Mitchell also maintains a focus on national and personal security. His resume includes work as a firearms instructor who also operates combat training centers around the state and teaches police and military. He recently came back from Moldova, where he held classes in counter-abduction in order to fight human trafficking. From his experience he said he believes terrorists’ next big target is soft targets such as schools.
“We have seen what happened with the terrorist attack at Beslan in 2004, which a lot of experts believe was intended as a test run where they besieged a school in Russia and held people hostage for days while they tortured and raped them before killing everyone with fire,” Mitchell related. “I can’t do anything in other states, but I want to make sure that doesn’t happen in North Carolina.”
He believes it is vital to allow responsible citizens to be able to carry firearms onto school property and that gun-rights supporters who oppose it are simply looking out for themselves at the expense of children.
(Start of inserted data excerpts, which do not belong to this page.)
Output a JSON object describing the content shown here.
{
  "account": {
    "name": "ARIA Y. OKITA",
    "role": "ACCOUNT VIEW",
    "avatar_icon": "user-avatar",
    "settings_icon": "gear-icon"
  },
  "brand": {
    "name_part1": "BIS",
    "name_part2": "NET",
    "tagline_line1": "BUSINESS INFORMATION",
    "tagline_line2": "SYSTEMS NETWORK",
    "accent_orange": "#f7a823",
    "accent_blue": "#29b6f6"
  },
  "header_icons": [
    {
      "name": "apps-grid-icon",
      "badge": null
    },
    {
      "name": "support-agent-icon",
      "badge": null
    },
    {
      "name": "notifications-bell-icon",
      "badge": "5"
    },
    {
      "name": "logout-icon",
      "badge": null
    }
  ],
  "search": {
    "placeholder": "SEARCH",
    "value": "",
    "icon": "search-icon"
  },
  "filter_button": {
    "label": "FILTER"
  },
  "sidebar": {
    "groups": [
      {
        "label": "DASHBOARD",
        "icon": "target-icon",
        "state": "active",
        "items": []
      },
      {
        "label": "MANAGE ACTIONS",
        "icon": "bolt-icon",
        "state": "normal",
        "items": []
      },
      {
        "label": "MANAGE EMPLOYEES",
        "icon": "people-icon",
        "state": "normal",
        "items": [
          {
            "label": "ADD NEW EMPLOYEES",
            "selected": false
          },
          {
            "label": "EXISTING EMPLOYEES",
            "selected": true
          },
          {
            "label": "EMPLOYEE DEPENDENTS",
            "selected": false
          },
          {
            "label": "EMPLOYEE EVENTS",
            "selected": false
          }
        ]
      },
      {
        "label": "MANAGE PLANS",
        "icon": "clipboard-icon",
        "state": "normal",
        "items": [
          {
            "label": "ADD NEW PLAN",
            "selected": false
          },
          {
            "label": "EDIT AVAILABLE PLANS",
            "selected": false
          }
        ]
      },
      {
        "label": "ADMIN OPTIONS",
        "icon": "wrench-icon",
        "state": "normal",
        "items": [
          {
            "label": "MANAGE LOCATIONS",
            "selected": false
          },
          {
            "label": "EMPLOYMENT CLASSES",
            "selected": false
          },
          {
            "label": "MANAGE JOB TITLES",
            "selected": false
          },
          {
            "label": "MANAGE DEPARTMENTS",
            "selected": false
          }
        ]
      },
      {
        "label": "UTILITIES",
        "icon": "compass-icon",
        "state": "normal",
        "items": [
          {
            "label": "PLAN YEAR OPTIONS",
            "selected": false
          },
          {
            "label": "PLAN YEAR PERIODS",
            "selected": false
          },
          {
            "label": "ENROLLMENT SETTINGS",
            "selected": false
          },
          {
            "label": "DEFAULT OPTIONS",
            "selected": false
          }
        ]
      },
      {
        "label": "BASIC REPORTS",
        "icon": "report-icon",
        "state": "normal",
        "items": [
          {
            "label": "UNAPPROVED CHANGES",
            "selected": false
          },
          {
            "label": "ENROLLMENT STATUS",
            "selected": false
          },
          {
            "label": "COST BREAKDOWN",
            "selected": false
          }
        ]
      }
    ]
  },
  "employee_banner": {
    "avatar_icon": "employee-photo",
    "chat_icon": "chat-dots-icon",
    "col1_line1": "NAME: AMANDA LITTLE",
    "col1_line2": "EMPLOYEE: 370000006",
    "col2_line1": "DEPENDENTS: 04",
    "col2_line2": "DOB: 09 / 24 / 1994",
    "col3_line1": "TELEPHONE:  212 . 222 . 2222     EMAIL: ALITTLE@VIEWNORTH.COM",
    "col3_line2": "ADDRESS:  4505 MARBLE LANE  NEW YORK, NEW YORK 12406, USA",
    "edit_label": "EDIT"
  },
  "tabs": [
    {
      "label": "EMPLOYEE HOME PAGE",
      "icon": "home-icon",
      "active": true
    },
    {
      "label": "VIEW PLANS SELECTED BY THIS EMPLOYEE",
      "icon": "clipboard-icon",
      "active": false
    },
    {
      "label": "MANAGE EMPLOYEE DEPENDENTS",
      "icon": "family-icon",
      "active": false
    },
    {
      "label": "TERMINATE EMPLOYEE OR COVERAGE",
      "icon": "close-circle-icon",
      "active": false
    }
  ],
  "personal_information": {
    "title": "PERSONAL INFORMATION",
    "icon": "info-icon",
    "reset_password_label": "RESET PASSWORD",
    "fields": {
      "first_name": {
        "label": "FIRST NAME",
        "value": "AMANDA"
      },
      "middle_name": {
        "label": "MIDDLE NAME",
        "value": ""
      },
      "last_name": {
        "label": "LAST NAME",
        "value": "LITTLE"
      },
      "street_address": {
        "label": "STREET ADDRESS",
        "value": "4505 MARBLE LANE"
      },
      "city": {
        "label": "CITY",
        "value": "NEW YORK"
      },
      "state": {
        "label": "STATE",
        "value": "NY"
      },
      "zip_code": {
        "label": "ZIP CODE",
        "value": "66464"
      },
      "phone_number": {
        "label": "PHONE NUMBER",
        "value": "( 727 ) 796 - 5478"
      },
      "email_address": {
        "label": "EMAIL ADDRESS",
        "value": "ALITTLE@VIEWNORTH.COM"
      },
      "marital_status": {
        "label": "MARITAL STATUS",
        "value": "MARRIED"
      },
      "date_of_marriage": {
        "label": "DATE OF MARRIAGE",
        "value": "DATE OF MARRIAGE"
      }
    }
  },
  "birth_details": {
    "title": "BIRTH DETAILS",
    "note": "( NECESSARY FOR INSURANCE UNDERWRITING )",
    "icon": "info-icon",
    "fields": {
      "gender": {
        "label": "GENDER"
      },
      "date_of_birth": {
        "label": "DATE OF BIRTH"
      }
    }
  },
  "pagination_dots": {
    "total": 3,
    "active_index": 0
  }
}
“In my opinion, allowing firearms in most places while banning them in educational facilities is essentially a contract with killers,” Mitchell explained. “We have essentially told the bad guys we’ll make you a deal: If you leave us alone and let us carry our firearms in our businesses, our homes and on the streets, we’ll let you have our kids. Leave us alone and you can shoot up the school if you want – and that’s exactly what the bad guys have done.”
Mitchell explained his role model for the type of Republican he wants to be is former Congressman Ron Paul of Texas, who Mitchell considers to be his mentor.
“I have learned a lot from Dr. Paul, and he has refined a lot of my beliefs,” Mitchell told WND. “As a Christian one of the foundational tenets is free will. Part of that is the right to be free to fail.
“I am a big proponent of leaving people alone,” he continued. “I used to want to see people’s lives regulated more to the ‘right,’ but now I believe people, especially at the local level, have the right to decide what is best for them and their culture.”
“While I believe the Christian way is always best, I also believe if you have the people and you have the votes to disagree with that, then that’s OK with me,” Mitchell said. “Your community can try whatever you want to try. Up in Dearborn, Michigan, they are trying Islamic principles. While I expect it to go down in flames, I am now at the point where I support their right to do that as long as they don’t harm other people.”